Adding to the indifference…smart phones. You know what I’ve realized while looking around this waiting area? Texting and social media keeps us connected to and aware of everyone except for the people in the room with us. And it’s eroded our manners. A snapshot of the waiting area right now? The air is polluted with noise from a woman holding a conversation with her phone on speaker, a constant barrage of text tones set on the highest volume coming from another person’s phone (a bird whistle), a guy watching videos on his phone without earbuds, and a couple of kids playing video games on tablets. The noise is like a swarm of technological bees. I understand all too well the need to keep occupied in a place like this. But I refuse to disconnect myself from the people around me and distract myself at their expense.

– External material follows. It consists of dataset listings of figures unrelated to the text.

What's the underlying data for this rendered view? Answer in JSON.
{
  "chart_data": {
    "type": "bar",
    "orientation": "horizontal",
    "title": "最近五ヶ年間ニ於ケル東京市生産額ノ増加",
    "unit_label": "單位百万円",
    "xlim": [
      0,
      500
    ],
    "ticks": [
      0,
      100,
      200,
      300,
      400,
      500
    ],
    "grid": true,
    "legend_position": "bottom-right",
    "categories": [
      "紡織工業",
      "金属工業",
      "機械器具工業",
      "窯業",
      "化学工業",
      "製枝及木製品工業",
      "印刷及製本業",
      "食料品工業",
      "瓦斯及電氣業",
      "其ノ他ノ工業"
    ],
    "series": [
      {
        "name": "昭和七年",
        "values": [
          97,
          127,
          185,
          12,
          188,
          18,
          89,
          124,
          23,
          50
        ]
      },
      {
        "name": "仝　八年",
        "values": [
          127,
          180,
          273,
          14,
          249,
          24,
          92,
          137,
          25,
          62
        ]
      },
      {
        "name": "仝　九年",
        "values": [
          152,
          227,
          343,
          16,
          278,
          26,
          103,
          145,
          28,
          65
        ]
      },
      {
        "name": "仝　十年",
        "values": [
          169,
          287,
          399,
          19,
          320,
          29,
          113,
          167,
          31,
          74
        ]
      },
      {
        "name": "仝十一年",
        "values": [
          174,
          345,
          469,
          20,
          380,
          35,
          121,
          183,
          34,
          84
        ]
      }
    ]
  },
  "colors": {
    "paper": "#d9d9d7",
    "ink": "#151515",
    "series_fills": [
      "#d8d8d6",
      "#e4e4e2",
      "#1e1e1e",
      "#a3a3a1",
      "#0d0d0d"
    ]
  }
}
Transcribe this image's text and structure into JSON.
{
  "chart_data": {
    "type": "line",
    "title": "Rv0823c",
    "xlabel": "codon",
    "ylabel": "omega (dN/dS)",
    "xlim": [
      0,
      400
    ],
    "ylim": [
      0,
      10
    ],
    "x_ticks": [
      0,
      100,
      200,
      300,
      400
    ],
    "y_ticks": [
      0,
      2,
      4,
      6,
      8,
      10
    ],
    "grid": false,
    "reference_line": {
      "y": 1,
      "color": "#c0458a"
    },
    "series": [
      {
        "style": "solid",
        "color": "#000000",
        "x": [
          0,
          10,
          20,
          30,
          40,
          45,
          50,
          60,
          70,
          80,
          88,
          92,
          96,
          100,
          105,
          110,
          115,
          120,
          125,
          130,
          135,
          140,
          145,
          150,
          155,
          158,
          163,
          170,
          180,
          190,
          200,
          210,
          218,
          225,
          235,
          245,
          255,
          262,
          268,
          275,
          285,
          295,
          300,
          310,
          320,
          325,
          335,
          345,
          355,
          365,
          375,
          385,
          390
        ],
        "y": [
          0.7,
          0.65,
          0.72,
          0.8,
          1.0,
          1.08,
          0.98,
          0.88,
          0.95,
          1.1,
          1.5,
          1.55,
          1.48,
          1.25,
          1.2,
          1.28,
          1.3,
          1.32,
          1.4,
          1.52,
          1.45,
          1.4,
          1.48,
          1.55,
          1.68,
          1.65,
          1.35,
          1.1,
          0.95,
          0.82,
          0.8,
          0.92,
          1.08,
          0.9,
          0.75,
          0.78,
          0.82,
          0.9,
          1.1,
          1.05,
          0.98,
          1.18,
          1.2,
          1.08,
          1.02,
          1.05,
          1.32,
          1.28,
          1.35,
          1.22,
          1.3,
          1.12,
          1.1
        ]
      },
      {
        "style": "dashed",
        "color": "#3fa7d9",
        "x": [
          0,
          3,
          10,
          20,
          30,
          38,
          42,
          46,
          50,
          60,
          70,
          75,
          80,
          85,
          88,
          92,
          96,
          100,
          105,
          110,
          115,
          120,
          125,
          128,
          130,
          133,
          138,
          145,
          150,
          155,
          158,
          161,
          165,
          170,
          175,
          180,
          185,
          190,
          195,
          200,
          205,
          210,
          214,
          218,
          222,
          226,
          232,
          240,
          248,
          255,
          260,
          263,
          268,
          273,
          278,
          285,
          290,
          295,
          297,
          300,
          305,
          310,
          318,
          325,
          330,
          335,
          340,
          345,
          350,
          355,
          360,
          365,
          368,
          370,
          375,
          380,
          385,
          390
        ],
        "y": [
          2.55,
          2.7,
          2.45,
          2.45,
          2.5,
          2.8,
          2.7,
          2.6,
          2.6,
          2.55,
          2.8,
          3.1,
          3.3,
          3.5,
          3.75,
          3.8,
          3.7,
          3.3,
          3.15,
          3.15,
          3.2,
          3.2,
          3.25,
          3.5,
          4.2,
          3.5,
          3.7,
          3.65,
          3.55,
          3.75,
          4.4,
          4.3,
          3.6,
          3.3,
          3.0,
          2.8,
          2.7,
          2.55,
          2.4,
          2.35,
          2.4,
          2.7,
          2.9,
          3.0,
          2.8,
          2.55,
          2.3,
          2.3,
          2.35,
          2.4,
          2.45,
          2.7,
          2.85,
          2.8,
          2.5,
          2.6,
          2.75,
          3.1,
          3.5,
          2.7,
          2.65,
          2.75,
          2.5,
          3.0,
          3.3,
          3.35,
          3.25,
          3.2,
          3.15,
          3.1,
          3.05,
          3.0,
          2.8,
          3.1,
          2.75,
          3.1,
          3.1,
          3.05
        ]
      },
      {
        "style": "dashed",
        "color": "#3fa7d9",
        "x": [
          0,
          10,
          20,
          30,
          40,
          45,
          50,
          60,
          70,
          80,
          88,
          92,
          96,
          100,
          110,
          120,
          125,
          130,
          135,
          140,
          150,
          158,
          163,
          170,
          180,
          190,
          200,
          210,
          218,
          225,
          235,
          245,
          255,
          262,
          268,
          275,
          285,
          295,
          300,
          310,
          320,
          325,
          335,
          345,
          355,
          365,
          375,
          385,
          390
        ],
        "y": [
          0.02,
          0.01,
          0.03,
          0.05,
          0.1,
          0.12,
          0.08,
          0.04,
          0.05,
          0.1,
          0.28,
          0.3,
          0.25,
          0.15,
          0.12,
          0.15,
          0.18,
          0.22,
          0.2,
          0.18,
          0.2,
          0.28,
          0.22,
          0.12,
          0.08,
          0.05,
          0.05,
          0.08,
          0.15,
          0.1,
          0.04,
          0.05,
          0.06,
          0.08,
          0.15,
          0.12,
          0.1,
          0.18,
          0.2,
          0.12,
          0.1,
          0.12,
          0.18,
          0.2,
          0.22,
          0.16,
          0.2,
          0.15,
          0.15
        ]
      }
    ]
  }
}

Wow. So here’s an interesting development.

A few minutes ago, I got up and learned how to use the keurig-type machine to make some tea. I smiled at an older woman as I passed and asked how she was doing. She slumped her shoulders and wearily said she was tired of waiting. A few minutes later, she got up and moved closer to me. Finally, her husband came out, finished with his tests. She was irritated that his scans took an hour and asked if I’d ever heard of such a thing. I smiled and gently told her it would probably take my son closer to four hours. Startled and eyes wide, she asked for my name. And then she asked for my son’s name. “I’ll pray for you and your son,” she said. I asked her husband’s name. Art. So I’ll be praying for Art. Feel free to join me.

Now another family – a husband and daughter – are telling me about their wife/mother. I’ve learned about the wife’s disease (Crohn’s) and how she’s doing (she’s had the disease since she was 19; she’s tired most of the time). They’ve been here since 11 this morning and they live three hours away. Chances are they’re not going to get out of here until the middle of the night. And there are other stories that they’ve shared with me (he was a correctional officer for 15 years, he can’t have an MRI because he has a BB in his head and the magnets would kill him). It’s the first time I’ve seen either of them smile since they got here. I think they just needed to share their stories and be heard.

But I honestly believe this is how it should sound here. No text tones, video, or phones ringing. People should be connecting with each other in the same room. I think that’s the way we’re supposed to be. We’re supposed to be present for each other. Especially in a place like this, where everyone is connected by illness.